The investigators took a multi-phase approach to the study. The first part resulted in 26 factors of lawyer effectiveness--things like analysis and reasoning, writing, and integrity/honesty. In the second phase they identified several off-the-shelf assessments they wanted to investigate for usefulness, and they developed three new assessments--a situational judgment test (SJT), a biodata measure (BIO), and other measures, including optimism and a measure of emotional intelligence (facial recognition). In the final phase, they administered the assessments online to over 1,000 current and former law students and looked at the relationship between predictors and job performance (N for that part of about 700, using self, peer, and supervisor ratings).

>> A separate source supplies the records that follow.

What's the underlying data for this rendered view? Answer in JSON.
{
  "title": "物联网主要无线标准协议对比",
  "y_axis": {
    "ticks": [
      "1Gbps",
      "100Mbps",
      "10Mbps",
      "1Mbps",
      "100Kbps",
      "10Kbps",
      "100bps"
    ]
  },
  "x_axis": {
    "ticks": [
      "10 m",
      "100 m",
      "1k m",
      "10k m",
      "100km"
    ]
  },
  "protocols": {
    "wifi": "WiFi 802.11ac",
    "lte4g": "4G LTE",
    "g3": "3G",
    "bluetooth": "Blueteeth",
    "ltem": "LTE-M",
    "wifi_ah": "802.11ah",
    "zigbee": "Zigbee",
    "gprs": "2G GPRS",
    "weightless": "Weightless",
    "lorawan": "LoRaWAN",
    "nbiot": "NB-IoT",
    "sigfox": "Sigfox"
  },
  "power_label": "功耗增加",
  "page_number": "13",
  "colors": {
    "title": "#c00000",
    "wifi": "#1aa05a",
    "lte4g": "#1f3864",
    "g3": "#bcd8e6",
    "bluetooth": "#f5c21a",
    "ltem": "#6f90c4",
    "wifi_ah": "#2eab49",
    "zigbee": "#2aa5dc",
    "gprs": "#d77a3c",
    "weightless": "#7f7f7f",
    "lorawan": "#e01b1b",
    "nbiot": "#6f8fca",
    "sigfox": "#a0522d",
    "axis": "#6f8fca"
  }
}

Okay, so enough with the preamble--what did they find?

1) LSAT scores and undergraduate GPA (UGPA) predicted only a few of the 26 performance factors, mainly ones that overlapped with LSAT factors such as analysis and reasoning, and rarely higher than r=.1. Results using first-year law school GPA (1L GPA) were similar.

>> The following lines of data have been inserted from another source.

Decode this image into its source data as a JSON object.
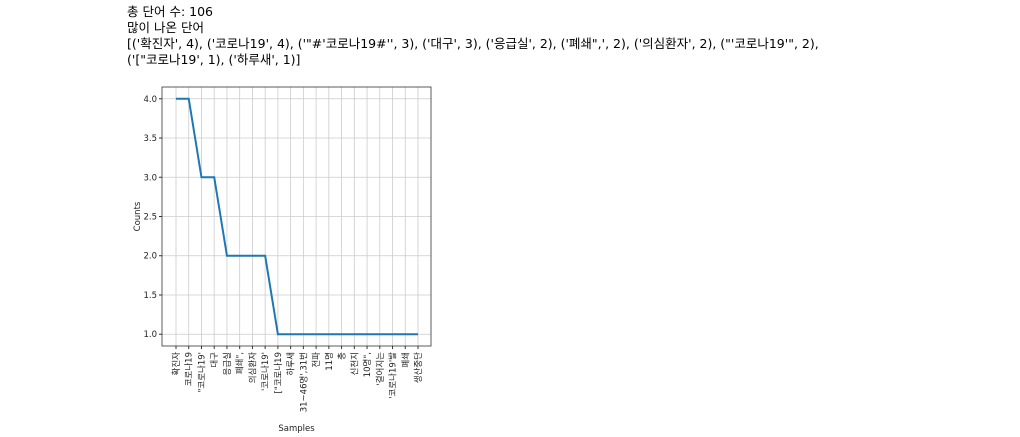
{
  "output_lines": [
    "총 단어 수: 106",
    "많이 나온 단어",
    "[('확진자', 4), ('코로나19', 4), ('\"#'코로나19#'', 3), ('대구', 3), ('응급실', 2), ('폐쇄\",', 2), ('의심환자', 2), (\"'코로나19'\", 2),",
    "('[\"코로나19', 1), ('하루새', 1)]"
  ],
  "chart_data": {
    "type": "line",
    "categories": [
      "확진자",
      "코로나19",
      "\"코로나19'",
      "대구",
      "응급실",
      "폐쇄\",",
      "의심환자",
      "'코로나19'",
      "[\"코로나19",
      "하루새",
      "31~46명',31번",
      "전파",
      "11명",
      "총",
      "신천지",
      "10명\",",
      "'걸어지는",
      "'코로나19'발",
      "폐쇄",
      "생산중단"
    ],
    "series": [
      {
        "name": "Counts",
        "color": "#1f77b4",
        "values": [
          4,
          4,
          3,
          3,
          2,
          2,
          2,
          2,
          1,
          1,
          1,
          1,
          1,
          1,
          1,
          1,
          1,
          1,
          1,
          1
        ]
      }
    ],
    "xlabel": "Samples",
    "ylabel": "Counts",
    "ylim": [
      0.85,
      4.15
    ],
    "yticks": [
      {
        "value": 1,
        "label": "1.0"
      },
      {
        "value": 1.5,
        "label": "1.5"
      },
      {
        "value": 2,
        "label": "2.0"
      },
      {
        "value": 2.5,
        "label": "2.5"
      },
      {
        "value": 3,
        "label": "3.0"
      },
      {
        "value": 3.5,
        "label": "3.5"
      },
      {
        "value": 4,
        "label": "4.0"
      }
    ],
    "grid": true
  }
}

2) The scores from the BIO, SJT, and several scales of the Hogan Personality Inventory predicted many more dimensions of job performance compared to LSAT scores, UGPA, and 1L GPA.

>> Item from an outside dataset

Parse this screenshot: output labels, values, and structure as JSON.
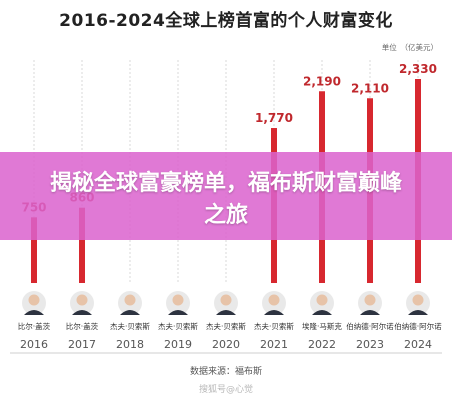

3) The correlations between BIO and SJT and job performance were substantially higher-- in the .2-3 range compared to LSAT, UGPA, and 1L GPA. The BIO measure was particularly effective in predicting a large number of performance dimensions using multiple rating sources.

3) In general, there were no race and gender subdifferences on the new predictors.

These results strongly suggest that when it comes to hiring attorneys with limited work experience, organizations would be well advised to use professionally developed assessments, such as biodata measures, situational judgment tests, and personality inventories, rather than rely exclusively on "quick and dirty" measures such as grades and LSAT scores. Yet another proof of the rule that the more time spent developing a measure, the better the results.


On a final note, several years back I did a small exploratory study looking at the correlation between law school quality and job performance. I found two small to moderate results: law school quality was positively correlated with job knowledge, but negatively correlated with "relationships with people."

References:
Here is the project homepage.
You can see an executive summary of the final report here.
A listing of the reports and biographies is here.
The final report is here.

4 comments:

Anonymous said...

It appears to me that this study actually shows what traits result in a good performance evaluation rather than in actual competence or job performance (which most partners or managers would have no idea how to evaluate- beyond hours billed). The confident/agreeable/yes-man/incompetent blow-hard receives a workplace "A" while the wallflower/cynic/competent drone receives a workplace "C" or worse.

The above view of the study is borne out by my own (admittedly anecdotal) experience. I spent many of my early years of practice attempting to straighten out the problems created by a number of "legal geniuses." The frustration by both client and management in my inability to quickly rectify the Gordian knot of problems, created by the geniuses' collective years of horrible drafting and inattention, never tarnished the geniuses’ reputations- only mine.

BryanB said...

You raise an excellent point about how job performance is (mis)measured. It is interesting to note that they used peer evaluations as well as supervisors, of course those may be subject to their own biases or inaccuracies.

Anonymous said...

In your small exploratory study, how did you measure job knowledge and "relationships with people"?

and,

Have you seen any technology that has improved on writing sample testing?

BryanB said...

re: my study: job knowledge and relationships with people were measured simply as part of the standard performance evaluation, so it was a 5-point scale. Not the best, hence the exploratory nature.

As far as technology improving on writing sample, my concern is not with the technology but with the concept: if you're really interested in how someone writes, have them write something on site rather than submit something that they may or may not have actually written themselves.